I'm sorry, I wasn't trying to be arrogant, but your advice was not good. A person who didn't know a lot about unix would get quite confused and stuck with that I think.

Firstly, you sent me to the wrong place to change the shell. Secondly, that would basically block logins which most people use, as not everyone uses those switches, although I do, but even then not all the time.

Thirdly, this bit is my fault for not stating the clients more clearly, but not all clients will be the ssh command line and therefore you cannot assume that all clients will have the -N switch. For example, one person who will need this is purely non-technical windows user using putty. Therefore I'd like to keep it as simple as possible.

Although in retrospect, I can actually do as you have suggested since putty does support this option.

What do you think about the cat idea though? It makes the user's life simpler... no -N required... and I can't yet find a real security problem with doing that....
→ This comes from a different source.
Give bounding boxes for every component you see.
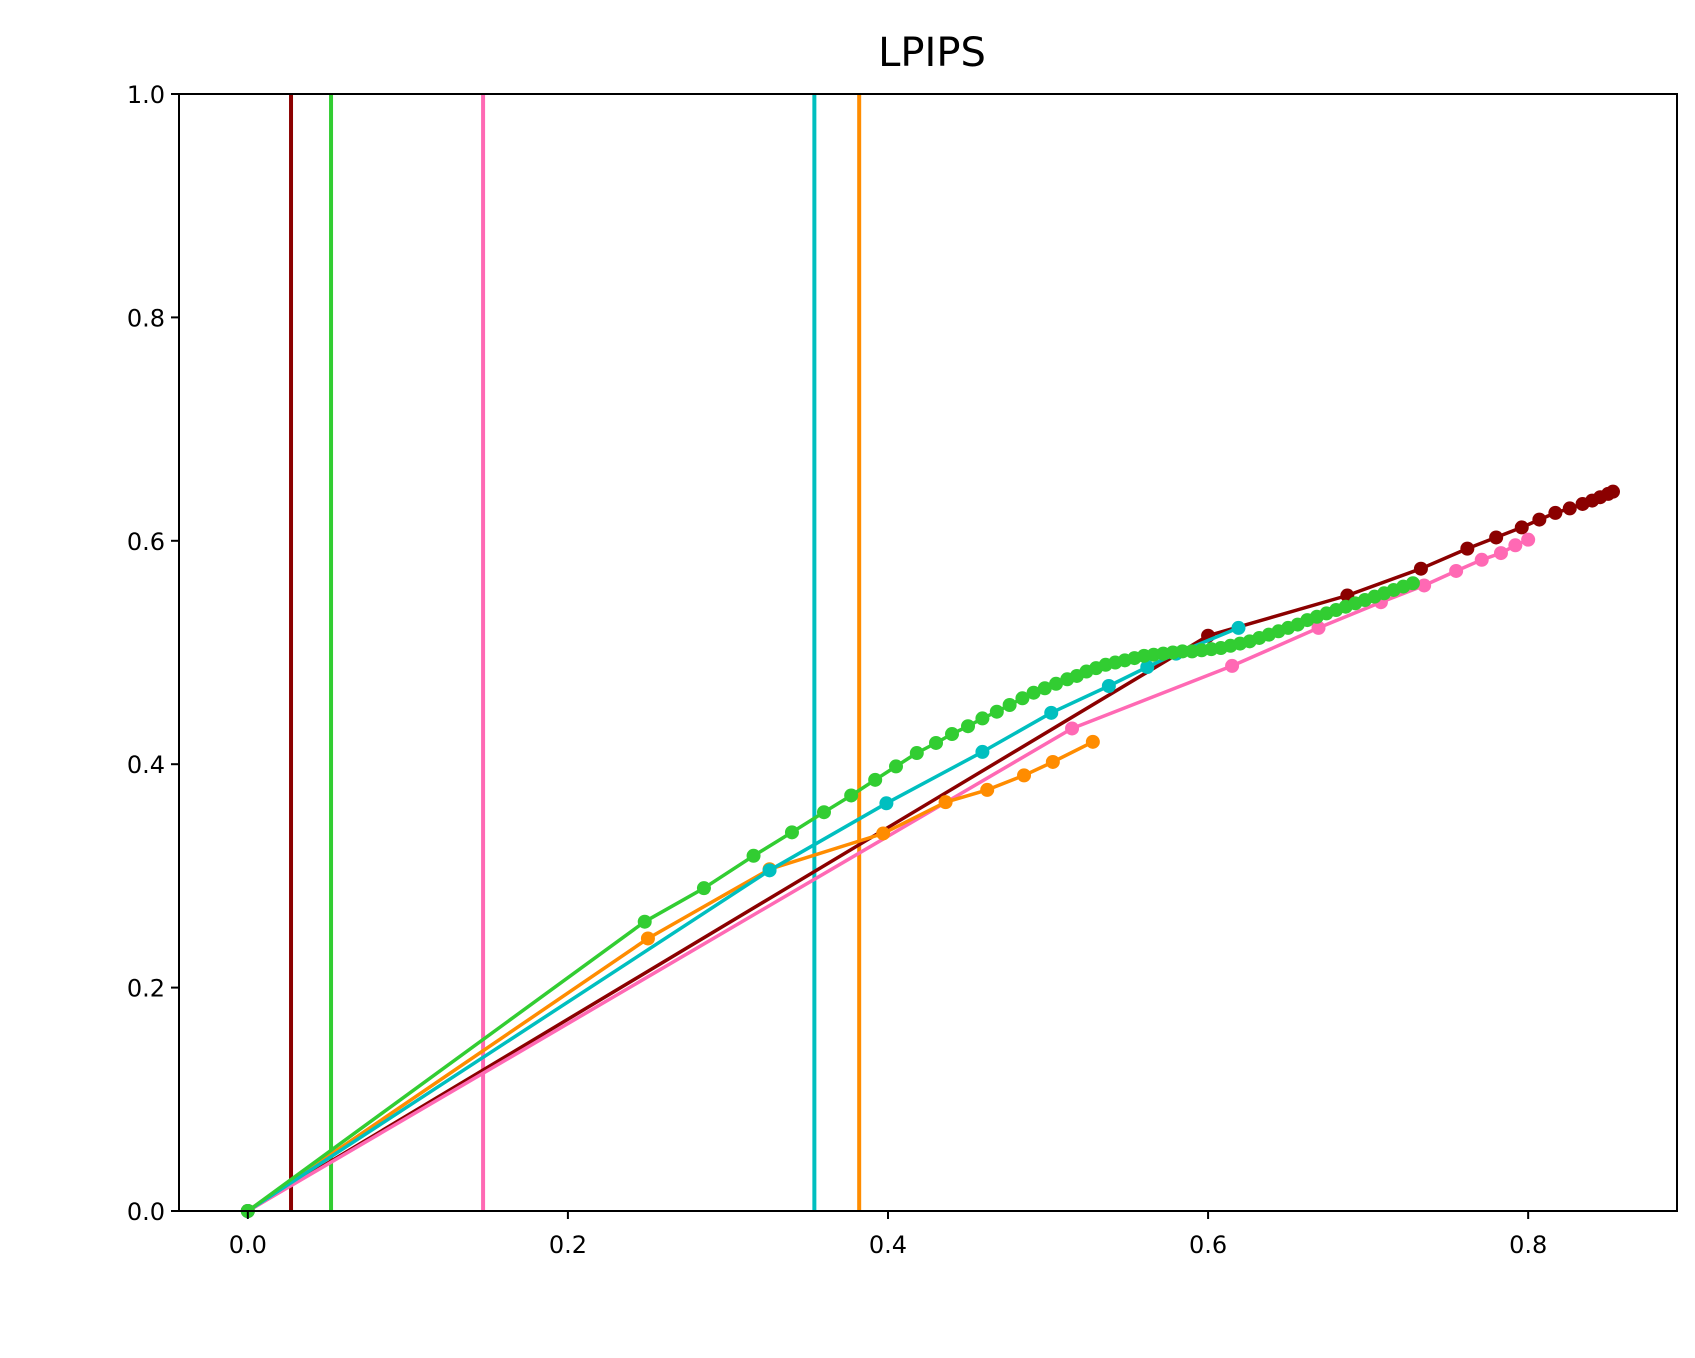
series-0 [240, 484, 1620, 1218]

Fourthly, thanks very much for trying to help me. Sorry for the odd reaction, I had another user tell me complete garbage on another forum previously, challenged his bad advice only to have 2 other people join the thread telling me he'd also given extremely bad advice to them, so it looked like this was also the case. Apologies again. Here is that thread if you want a laugh http://www.softwaretipsandtricks.com/forum/windows-xp/34639-windows-4gb-limit.html

----------